From Iceland — RECAP: Saga of Egill Skalla-Grímsson

RECAP: Saga of Egill Skalla-Grímsson

Published March 17, 2017

Grayson Del Faro
Photo by
Inga Mæja

This saga starts out with some big, hairy asshole named Kveld-Úlfur (“evening-wolf”), who may or may not be a werewolf. He is suspected of such based on his frequent bouts of rage in the evenings, but these could just as easily be attributed to alcoholism or garden-variety domestic abuse. Werewolf seems like too easy an excuse. “I’m sorry, baby! I didn’t mean it! It was the wolf, I swear!” Wolf or not-wolf, he pisses off some super douchey kings of Norway, resulting in the death of one of his sons, so he and his other son set sail for Iceland, the land founded on the sole principle of freedom from Norwegian douchery. Unfortunately he dies on the way so they throw his coffin overboard and his son Skalla-Grímur decides to start a farm where his dad’s corpse washes up.

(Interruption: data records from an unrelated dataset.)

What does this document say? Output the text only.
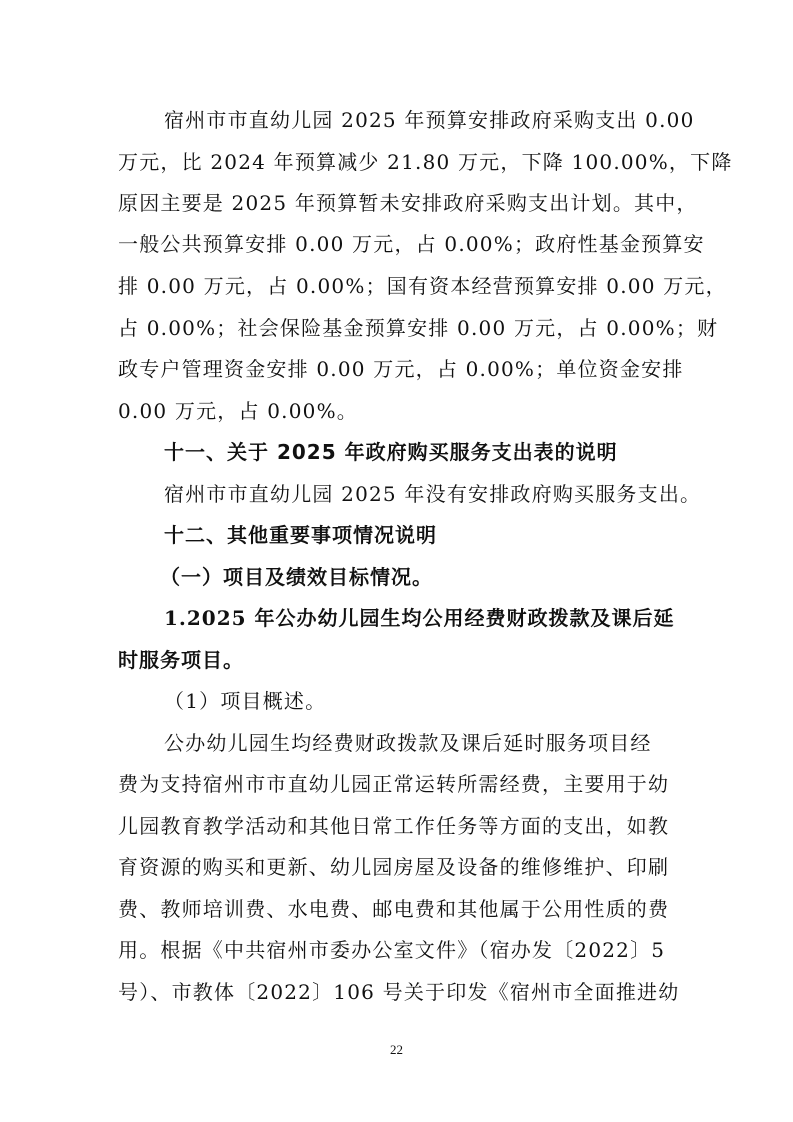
宿州市市直幼儿园 2025 年预算安排政府采购支出 0.00
万元，比 2024 年预算减少 21.80 万元，下降 100.00%，下降
原因主要是 2025 年预算暂未安排政府采购支出计划。其中，
一般公共预算安排 0.00 万元，占 0.00%；政府性基金预算安
排 0.00 万元，占 0.00%；国有资本经营预算安排 0.00 万元，
占 0.00%；社会保险基金预算安排 0.00 万元，占 0.00%；财
政专户管理资金安排 0.00 万元，占 0.00%；单位资金安排
0.00 万元，占 0.00%。
十一、关于 2025 年政府购买服务支出表的说明
宿州市市直幼儿园 2025 年没有安排政府购买服务支出。
十二、其他重要事项情况说明
（一）项目及绩效目标情况。
1.2025 年公办幼儿园生均公用经费财政拨款及课后延
时服务项目。
（1）项目概述。
公办幼儿园生均经费财政拨款及课后延时服务项目经
费为支持宿州市市直幼儿园正常运转所需经费，主要用于幼
儿园教育教学活动和其他日常工作任务等方面的支出，如教
育资源的购买和更新、幼儿园房屋及设备的维修维护、印刷
费、教师培训费、水电费、邮电费和其他属于公用性质的费
用。根据《中共宿州市委办公室文件》（宿办发〔2022〕5
号）、市教体〔2022〕106 号关于印发《宿州市全面推进幼
22
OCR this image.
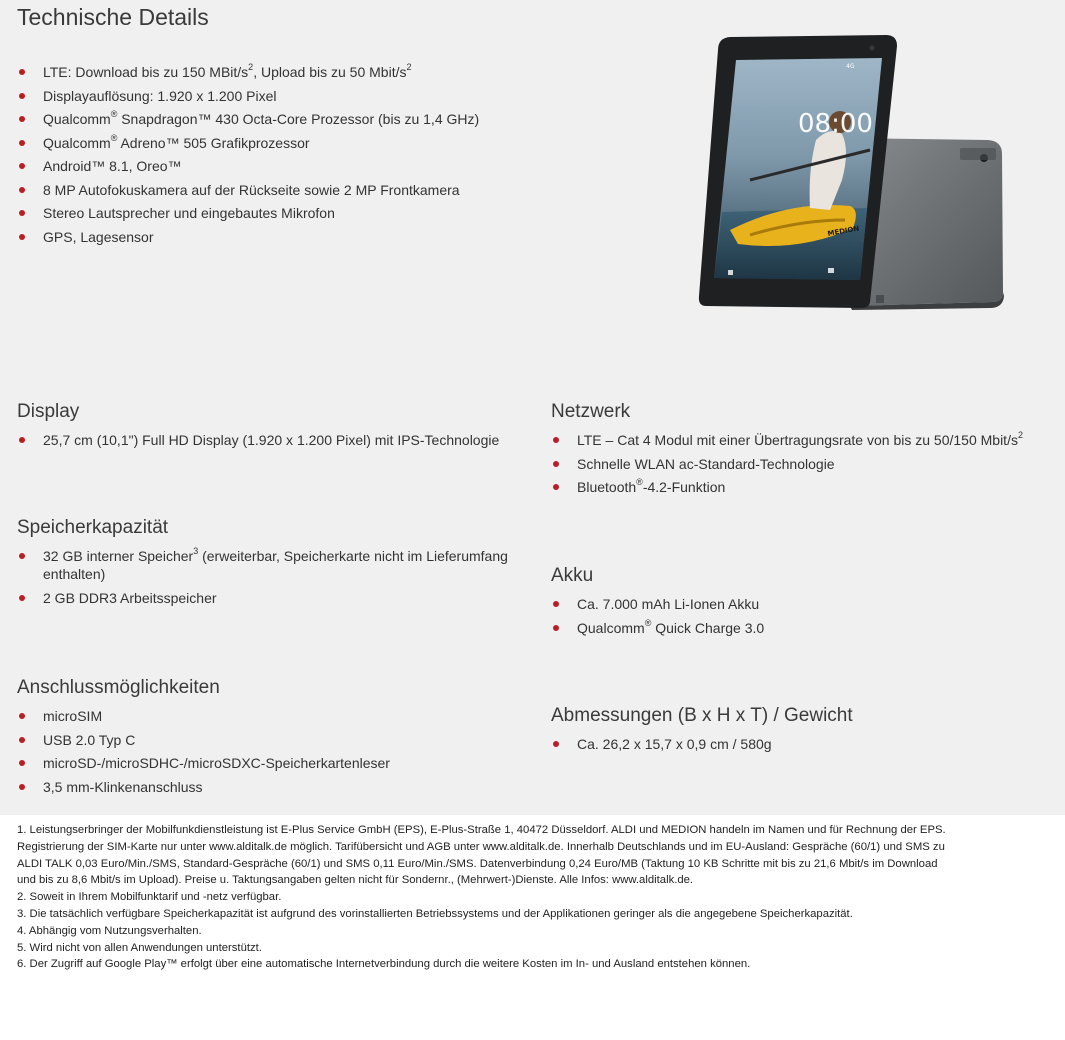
Technische Details
LTE: Download bis zu 150 MBit/$s^2$, Upload bis zu 50 Mbit/$s^2$
Displayauflösung: 1.920 x 1.200 Pixel
Qualcomm® Snapdragon™ 430 Octa-Core Prozessor (bis zu 1,4 GHz)
Qualcomm® Adreno™ 505 Grafikprozessor
Android™ 8.1, Oreo™
8 MP Autofokuskamera auf der Rückseite sowie 2 MP Frontkamera
Stereo Lautsprecher und eingebautes Mikrofon
GPS, Lagesensor
08:00
MEDION
4G
Display
25,7 cm (10,1") Full HD Display (1.920 x 1.200 Pixel) mit IPS-Technologie
Netzwerk
LTE – Cat 4 Modul mit einer Übertragungsrate von bis zu 50/150 Mbit/$s^2$
Schnelle WLAN ac-Standard-Technologie
Bluetooth®-4.2-Funktion
Speicherkapazität
32 GB interner Speicher$^3$ (erweiterbar, Speicherkarte nicht im Lieferumfang enthalten)
2 GB DDR3 Arbeitsspeicher
Akku
Ca. 7.000 mAh Li-Ionen Akku
Qualcomm® Quick Charge 3.0
Anschlussmöglichkeiten
microSIM
USB 2.0 Typ C
microSD-/microSDHC-/microSDXC-Speicherkartenleser
3,5 mm-Klinkenanschluss
Abmessungen (B x H x T) / Gewicht
Ca. 26,2 x 15,7 x 0,9 cm / 580g

1. Leistungserbringer der Mobilfunkdienstleistung ist E-Plus Service GmbH (EPS), E-Plus-Straße 1, 40472 Düsseldorf. ALDI und MEDION handeln im Namen und für Rechnung der EPS. Registrierung der SIM-Karte nur unter www.alditalk.de möglich. Tarifübersicht und AGB unter www.alditalk.de. Innerhalb Deutschlands und im EU-Ausland: Gespräche (60/1) und SMS zu ALDI TALK 0,03 Euro/Min./SMS, Standard-Gespräche (60/1) und SMS 0,11 Euro/Min./SMS. Datenverbindung 0,24 Euro/MB (Taktung 10 KB Schritte mit bis zu 21,6 Mbit/s im Download und bis zu 8,6 Mbit/s im Upload). Preise u. Taktungsangaben gelten nicht für Sondernr., (Mehrwert-)Dienste. Alle Infos: www.alditalk.de.

2. Soweit in Ihrem Mobilfunktarif und -netz verfügbar.

3. Die tatsächlich verfügbare Speicherkapazität ist aufgrund des vorinstallierten Betriebssystems und der Applikationen geringer als die angegebene Speicherkapazität.

4. Abhängig vom Nutzungsverhalten.

5. Wird nicht von allen Anwendungen unterstützt.

6. Der Zugriff auf Google Play™ erfolgt über eine automatische Internetverbindung durch die weitere Kosten im In- und Ausland entstehen können.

The good, the bad, and the fugly

He has two sons, Þórólfur and Egill. Þórólfur goes to Norway and gets cozy with the Norwegian royalty and Egill stays at home being a genius and a dick. In addition to the lycanthropy and/or general propensity toward abuse, he has inherited another key feature from his father and grandfather: fuck-ugliness. Þórólfur is the pretty one. Egill is one motherfuging fugly motherfugler. But he learns to ride horses and compose literary masterpieces by the age of three, so maybe he’s not totally hopeless in the love game. Ladies love horses and poems, right?

Having already killed a man at seven, he challenges his father who manifests his wolf-strength and splatters Egill’s BFF on the ground like a blood balloon so Egill kills one of his dad’s employees and then they’re totally in a fight. Like, officially. So Egill bullies his way onto his brother’s next trip to Norway, which he turns into a literally royal clusterfuck by reciting some salty poems to taunt them, then stabbing the king’s steward so violently that the nearest man promptly vomits into the bloodbath. The only good thing to come from this trip is that Egill begins a bromance with Arinbjörn, the only person he ever seems to truly love except maybe the wife Egill later steals from his dead brother. Spoiler alert, btw. It’s fine, his brother was boring anyway. The pretty ones always are.

Hindsight is 00/00

So he marries his sister-in-law and gets chummy with the kings of England. One day he is visiting King Aðalsteinn of England and he bumps into his arch-nemesis, King Eiríkur “Bloodaxe” who wants to start some shit. But his bro convinces Bloodaxe to spare his life in exchange for the dopest of poems, which Egill busts out to save his own ass. Soon after, both the kings die and the rest of the saga is drowned in mercilessly boring shit like inheritance feuds, legal struggles, and poems that even I find uninteresting as both a poet and a scholar. So take my word for it. My word for it is “nope.” Hell nope.

Egill grows older, meaner, and eventually blind. He spends his final days trying to keep warm by the fire, being shooed away from the fire, (possibly) starting Iceland’s still-going-strong monopolistic beverage corporation, and composing poems about his dead sons and the mean ladies who won’t let him sit by the fire. He also hides his fortune in the hills outside Reykjavík, so feel free to go fucking crazy digging shit up. I really wish there was literally anything else funny or violent that happens in the bajillion final pages of one of Iceland’s oldest and most magnificent literary treasures but there pretty much isn’t. I guess there’s a couple stabbings and some Jesusy stuff but trust me, it’s not even noteworthy. One noteworthy note, however, some of the beers from Borg (a subsidiary brewery of his apocryphal corporate legacy named after his farm) actually taste like beer. That can be harder to find in Iceland than Egill’s treasure. So lycanthropy, boredom, and literary heritage aside, let’s all be thankful for beer.

Morals of the story: 1. I was kidding about digging up treasure. Don’t do that. The landscape is already increasingly pockmarked by tourists lighting their literal shit on fire and greedy Icelanders’ aluminum poison fortresses. 2. There is no excuse for abuse. Not even werewolfishness. Kick that douche to the curb.